Şahap Kavcıoğlu’nun ‘Şirketlerin yurtdışında kayıtdışı 500 milyar doları var’ çıkışı şaşırttı + Merkez Bankası Başkanı Şahap Kavcıoğlu, İSO Meclisi’nde buluştuğu sanayicilerle tartıştı: 'Kimse dövizi bozmuyor' + Kavcıoğlu sanayiciyi stokçulukla suçladı (CUMHURİYET)

 Şahap Kavcıoğlu’nun ‘Şirketlerin yurtdışında kayıtdışı 500 milyar doları var’ çıkışı şaşırttı (Ali Can Polat-Cumhuriyet)

Son günlerde sessizliğe gömülen Hazine ve Maliye Bakanı Nureddin Nebati’nin yokluğunda piyasalarla iletişimi devralan Merkez Bankası Başkanı Kavcıoğlu, “Şirketlerin yurtdışında kayıtsız 500 milyar doları var deniyor. Yüzde 90’ı yalan olsa yüzde 10’u doğru olsa 50 milyar dolar. Bu paraları bozdurmalılar” dedi.

Ekonomi yönetiminde demeçleri ile sık sık gündeme gelen Hazine ve Maliye Bakanı Nureddin Nebati son günlerde sessizliğe gömüldü. Nebati’nin yokluğunda piyasalarla iletişimi devralan Merkez Bankası Başkanı Şahap Kavcıoğlu, geçen hafta hem enflasyon raporu değerlendirmesiyle hem de İstanbul Sanayi Odası (İSO) Meclis Toplantısı’nda yaptığı konuşmalarla çokça tartışıldı. Kavcıoğlu’nun İSO toplantısındaki konuşmasında dikkat çeken bir nokta da şirketlerin yurtdışındaki döviz varlıkları oldu. 

Kavcıoğlu, “90 milyar dolar bankalarda parası var şirketlerin. 20 milyar dolar da yurtdışında, bunlar kayıtlı. Şirketlerin yurtdışında kayıtsız 500 milyar doları var deniyor. Yüzde 90’ı yalan olsa yüzde 10’u doğru olsa 50 milyar dolar” dedi ve bu paranın bozdurulması gerektiğini söyledi. Kavcıoğlu’nun bu çıkışını değerlendiren ekonomistler, bir Merkez Bankası başkanının kendi ağzıyla bunları söylemesini ekonomiye güvensizliğin itirafı olarak yorumladı.

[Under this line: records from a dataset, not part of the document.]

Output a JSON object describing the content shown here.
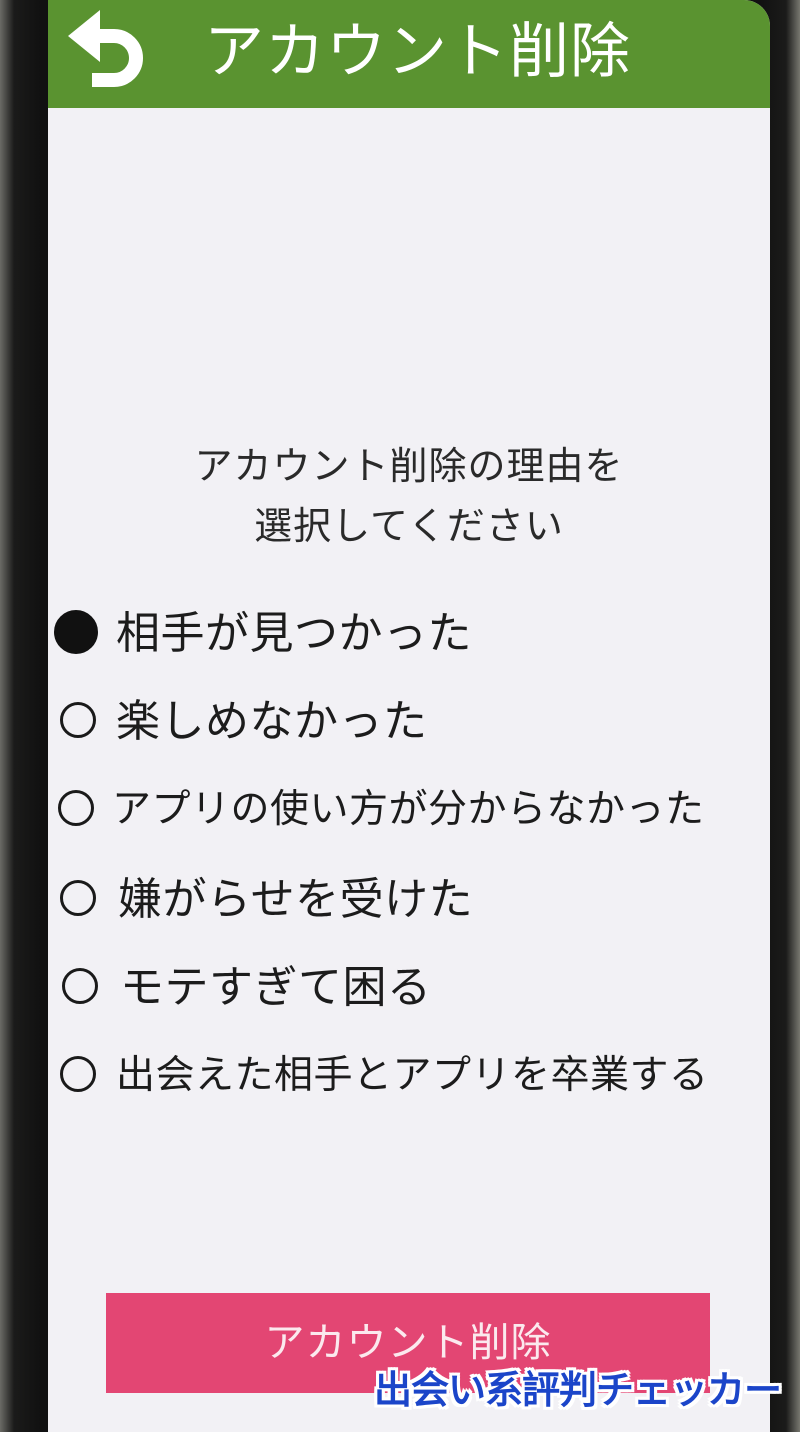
{
  "header": {
    "title": "アカウント削除",
    "back_icon": "undo-arrow-icon"
  },
  "prompt": {
    "line1": "アカウント削除の理由を",
    "line2": "選択してください"
  },
  "options": [
    {
      "label": "相手が見つかった",
      "selected": true
    },
    {
      "label": "楽しめなかった",
      "selected": false
    },
    {
      "label": "アプリの使い方が分からなかった",
      "selected": false
    },
    {
      "label": "嫌がらせを受けた",
      "selected": false
    },
    {
      "label": "モテすぎて困る",
      "selected": false
    },
    {
      "label": "出会えた相手とアプリを卒業する",
      "selected": false
    }
  ],
  "delete_button": {
    "label": "アカウント削除"
  },
  "watermark": {
    "text": "出会い系評判チェッカー"
  },
  "colors": {
    "header_bg": "#5a9330",
    "button_bg": "#e34673",
    "watermark": "#1b45c9"
  }
}
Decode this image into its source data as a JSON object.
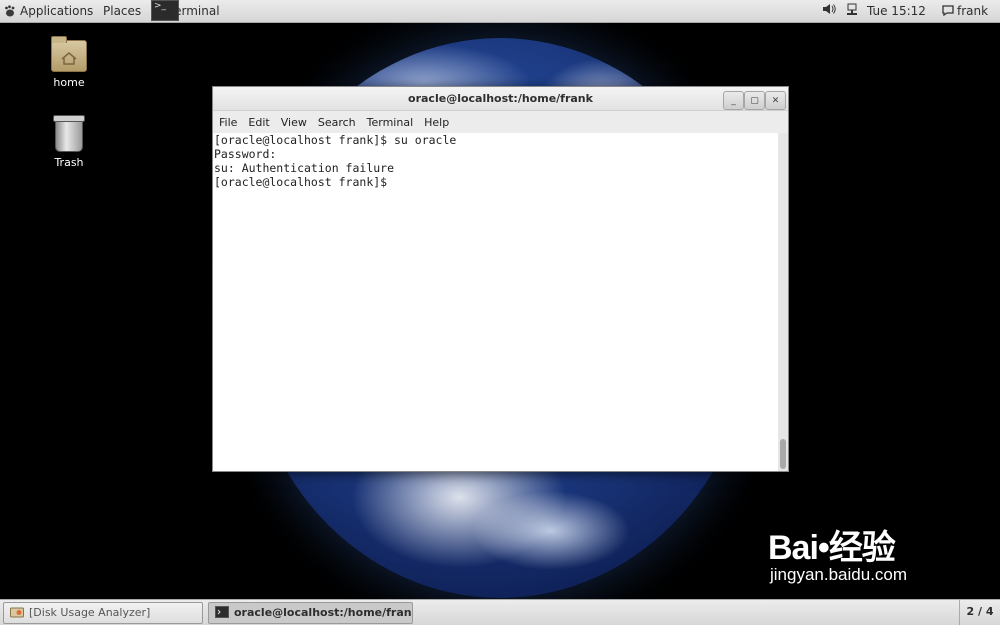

Eski Merkez Bankası Başkanı Durmuş Yılmaz, “Duyumlarla mı hareket edeceğiz? Madem Merkez Bankası Başkanı’nın böyle bir bilgisi var ispatlasın. Yasal olarak harekete geçsin ve bozdurtsun bu parayı. Bir Merkez Bankası başkanının bunu söylemesi çok garip” dedi. Yılmaz, ekonomi kötüye gittikçe şirketlerin ve bireylerin bu tarz önlemlere daha çok yöneleceğini söyleyerek, “Ülkede mevzuat var, yasa var. İhracat yapan insanların bir kısım parasını yurtdışında tutması normal. Çok fazla diyorsan yasal olarak devreye gir ve getirt” diye konuştu.

CİDDİYETE UYGUN DEĞİL

Merkez Bankası başkanlarının her sözlüne, vurgularına dikkat etmesi gereken üst düzey isimler olduğunu söyleyen Prof Dr. Hayri Kozanoğlu ise şu yorumu yaptı:

“Böyle 500 milyar dolar gibi kahve ağzıyla rakam telaffuz etmek o makamın ciddiyetine uygun düşmez. Eğer bir rakam söyleniyorsa bunun kanıtlanması gerekir.Kaldı ki AKP iktidarı en fazla vergi affının çıktığı, yurtdışından gelecek sermayenin ödüllendirildiği dönem olmuştur. 20 yıllık AKP döneminde yeni zengin bir katman oluşmuş, son dönemlerde partinin kitle desteğinin zayıflamasıyla en başta iktidara yakın kesimlerin yurtdışına para çıkardıkları bilgisi dolaşmaya başlamıştır. Kavcıoğlu sanayicilere döviz alma ithamında bulunuyor. Oysa Merkez Bankası’nın kendi istatistiklerinde firmaların 2021 sonundan bu yana 3.8 milyar, 2020 sonundan beri 6.7 milyar dolar döviz aldıkları bilgisi veriyor. Kavcıoğlu sanayicileri stokçulukla suçluyor, bir gün evvel açıkladığı enflasyon raporunda tedarik darboğazları kaynaklı neden şirketlerin fazla stok tutma zorunda kaldıkları açıklanıyor. Eğer ekonomide belirsizlik azalır, döviz kuru istikrar kazanır, yatırım olanakları ortaya çıkarsa sermaye kesiminin yurtdışında fazla para tutması için gerekçe kalmaz.”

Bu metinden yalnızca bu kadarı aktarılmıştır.